1. System Architecture: A main system with a discrete, non-degenerate spectrum (e.g., a bosonic mode) coupled to an ancillary qubit via an exchange-type interaction (modeled by the Jaynes-Cummings Hamiltonian).
2. Adaptive Protocol: Instead of a fixed sequence, the protocol employs repeated projective measurements on the ancillary qubit. Crucially, the time interval ($\tau_k$) between the $k$-th and $(k+1)$-th measurement is adaptively updated based on the outcome of the previous measurement ($m_k$).
3. Generalized Parity Construction:
   • The authors derive a construction rule where the measurement intervals are chosen such that the evolution operator acts as a filter.
   • If the measurement outcome is $|e\rangle$, the system undergoes a "diagonal" GPM, projecting onto a subspace defined by $n_m \equiv n_t(k) \pmod{2^k}$.
   • If the outcome is $|g\rangle$, the system undergoes a "displaced" GPM, projecting onto a shifted subspace.
   • A label $n_t(k)$ is updated deterministically according to the rule $n_t(k+1) = n_t(k) + (1 - \delta_{m_{k+1}, m_k})2^k$.
4. Trajectory Retention: Unlike probabilistic protocols that discard trajectories failing a specific postselection condition, this protocol retains every measurement trajectory. The randomness of the ancilla measurement is converted into an adaptive update of the GPM parameters, ensuring unit success probability in principle (all trajectories lead to a filtered state, though the specific final Fock state index may vary slightly).

Key Contributions

• Deterministic Scaling: The protocol eliminates the exponential suppression of success probability associated with postselection. It achieves a logarithmic scaling of operation rounds ($N \sim \log_2 \sqrt{n_t(0)}$) relative to the target excitation number.
• Macroscopic Generation: The method is theoretically capable of generating Fock states with excitation numbers up to $n_t = O(10^4)$ within approximately 10 measurement rounds.
• Robustness: The protocol is shown to be effective starting from displaced thermal states, demonstrating resilience against moderate thermal mixtures without requiring pure-state initialization.
• Simplicity: The implementation requires no external driving fields, gate operations, or changes in the measurement basis, relying solely on free evolution and projective measurements.

Results
Numerical simulations based on the resonant Jaynes-Cummings model yield the following results:

• Fidelity: For an initial coherent state with $n_t(0) \approx 10^4$, the protocol generates a Fock state with an averaged fidelity of approximately 80% within 10 rounds.
• High-Fidelity Probability: The probability of obtaining a final state with fidelity exceeding 99% is approximately 35% for large $n_t(0)$ (specifically $n_t(0) \ge 5000$).

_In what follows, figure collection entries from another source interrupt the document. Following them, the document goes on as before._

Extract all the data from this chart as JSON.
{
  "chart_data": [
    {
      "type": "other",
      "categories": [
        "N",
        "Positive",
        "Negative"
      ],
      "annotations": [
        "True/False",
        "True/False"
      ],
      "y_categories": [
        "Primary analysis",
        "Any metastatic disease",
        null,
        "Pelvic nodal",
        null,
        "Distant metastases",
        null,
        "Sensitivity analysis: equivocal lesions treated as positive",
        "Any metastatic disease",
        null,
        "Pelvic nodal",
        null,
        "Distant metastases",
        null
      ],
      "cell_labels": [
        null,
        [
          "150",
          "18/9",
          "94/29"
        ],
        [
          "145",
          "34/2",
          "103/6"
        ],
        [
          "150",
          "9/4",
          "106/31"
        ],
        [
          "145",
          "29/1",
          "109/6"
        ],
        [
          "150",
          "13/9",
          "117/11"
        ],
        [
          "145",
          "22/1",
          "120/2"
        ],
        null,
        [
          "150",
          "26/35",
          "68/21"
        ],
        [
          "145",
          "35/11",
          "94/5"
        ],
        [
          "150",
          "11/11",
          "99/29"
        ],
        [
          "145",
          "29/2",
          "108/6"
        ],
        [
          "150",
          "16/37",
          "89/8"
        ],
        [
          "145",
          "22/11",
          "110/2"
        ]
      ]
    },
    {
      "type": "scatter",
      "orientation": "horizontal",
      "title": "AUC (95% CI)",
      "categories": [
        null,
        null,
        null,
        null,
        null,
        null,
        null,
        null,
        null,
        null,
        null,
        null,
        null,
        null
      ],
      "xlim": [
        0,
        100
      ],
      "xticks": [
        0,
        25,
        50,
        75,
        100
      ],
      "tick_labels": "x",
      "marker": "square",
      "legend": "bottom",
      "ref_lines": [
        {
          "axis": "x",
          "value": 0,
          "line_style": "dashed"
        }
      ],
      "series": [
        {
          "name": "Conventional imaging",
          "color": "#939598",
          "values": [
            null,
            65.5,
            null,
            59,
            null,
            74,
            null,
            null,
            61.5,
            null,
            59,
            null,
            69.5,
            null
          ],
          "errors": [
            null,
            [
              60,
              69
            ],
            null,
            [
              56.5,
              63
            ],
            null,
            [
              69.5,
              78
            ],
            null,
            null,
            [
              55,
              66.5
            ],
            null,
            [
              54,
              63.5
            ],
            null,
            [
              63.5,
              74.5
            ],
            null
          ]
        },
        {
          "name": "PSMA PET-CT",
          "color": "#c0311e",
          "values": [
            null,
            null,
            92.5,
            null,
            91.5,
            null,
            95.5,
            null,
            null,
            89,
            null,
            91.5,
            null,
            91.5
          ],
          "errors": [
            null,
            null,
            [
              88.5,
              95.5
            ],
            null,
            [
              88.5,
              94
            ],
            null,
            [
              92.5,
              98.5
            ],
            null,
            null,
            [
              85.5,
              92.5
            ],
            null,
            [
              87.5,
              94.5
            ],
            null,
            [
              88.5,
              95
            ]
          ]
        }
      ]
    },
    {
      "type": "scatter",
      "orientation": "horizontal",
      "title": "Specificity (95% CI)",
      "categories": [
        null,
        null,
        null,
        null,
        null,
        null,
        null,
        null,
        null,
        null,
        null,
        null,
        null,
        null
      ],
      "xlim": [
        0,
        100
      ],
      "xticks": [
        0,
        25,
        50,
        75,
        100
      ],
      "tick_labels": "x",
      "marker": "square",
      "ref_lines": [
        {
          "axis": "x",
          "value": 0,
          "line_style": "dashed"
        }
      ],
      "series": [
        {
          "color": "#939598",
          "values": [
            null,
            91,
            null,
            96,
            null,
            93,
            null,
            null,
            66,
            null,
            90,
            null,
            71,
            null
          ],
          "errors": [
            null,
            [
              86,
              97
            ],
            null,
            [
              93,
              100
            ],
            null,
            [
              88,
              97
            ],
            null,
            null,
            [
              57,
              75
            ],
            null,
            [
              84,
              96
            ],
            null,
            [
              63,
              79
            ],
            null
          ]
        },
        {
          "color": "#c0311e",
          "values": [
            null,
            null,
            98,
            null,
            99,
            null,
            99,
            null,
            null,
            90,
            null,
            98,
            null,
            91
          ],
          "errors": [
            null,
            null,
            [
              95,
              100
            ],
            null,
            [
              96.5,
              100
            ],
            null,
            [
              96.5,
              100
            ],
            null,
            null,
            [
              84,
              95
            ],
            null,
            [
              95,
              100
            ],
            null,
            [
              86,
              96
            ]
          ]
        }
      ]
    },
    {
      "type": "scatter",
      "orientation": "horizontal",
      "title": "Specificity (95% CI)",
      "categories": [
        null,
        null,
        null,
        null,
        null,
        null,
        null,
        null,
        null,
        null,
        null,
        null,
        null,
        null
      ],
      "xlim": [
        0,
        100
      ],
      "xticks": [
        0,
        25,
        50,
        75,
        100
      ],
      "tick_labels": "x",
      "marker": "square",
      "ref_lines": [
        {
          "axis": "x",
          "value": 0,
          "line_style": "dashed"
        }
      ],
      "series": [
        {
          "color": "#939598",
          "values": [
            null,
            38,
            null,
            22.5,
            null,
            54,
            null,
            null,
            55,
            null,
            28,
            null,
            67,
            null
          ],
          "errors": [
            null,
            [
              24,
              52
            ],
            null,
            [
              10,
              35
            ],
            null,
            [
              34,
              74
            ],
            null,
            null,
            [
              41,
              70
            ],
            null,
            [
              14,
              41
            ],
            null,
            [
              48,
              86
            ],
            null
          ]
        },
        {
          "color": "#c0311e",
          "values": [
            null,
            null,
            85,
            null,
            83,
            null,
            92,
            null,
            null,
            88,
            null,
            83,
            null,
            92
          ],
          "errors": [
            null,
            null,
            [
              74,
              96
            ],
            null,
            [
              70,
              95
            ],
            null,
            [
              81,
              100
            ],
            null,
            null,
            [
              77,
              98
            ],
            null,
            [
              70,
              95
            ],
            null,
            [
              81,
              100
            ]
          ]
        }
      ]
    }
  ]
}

This is significantly higher than postselection-based protocols.
• Thermal Robustness: When initialized with a displaced thermal state, the protocol maintains high performance. For an inverse temperature $\beta = 2/\omega_c$, the probability of achieving $>99\%$ fidelity remains around 29% for $n_t(0) \approx 3000$. While higher temperatures (lower $\beta$) reduce the filtering efficiency and final fidelity, the protocol remains functional and scalable.
• Time Complexity: The total running time scales as $T \sim \sqrt{n_t(0)} \log_2 \sqrt{n_t(0)}$, which is efficient for macroscopic targets.

Significance and Claims
The paper claims to offer a convenient and practical route toward generating macroscopic nonclassical states. By converting measurement randomness into adaptive control, the protocol overcomes the scalability bottleneck of postselection-based methods. The authors emphasize that their approach does not demand the pure-state initialization or complex control sequences (like adaptive driving or gate operations) typical of other high-fidelity generation schemes. Consequently, this method is presented as a robust tool for quantum state engineering in systems with discrete spectra, particularly for applications requiring large photon numbers where current methods are limited by low success probabilities or initialization constraints.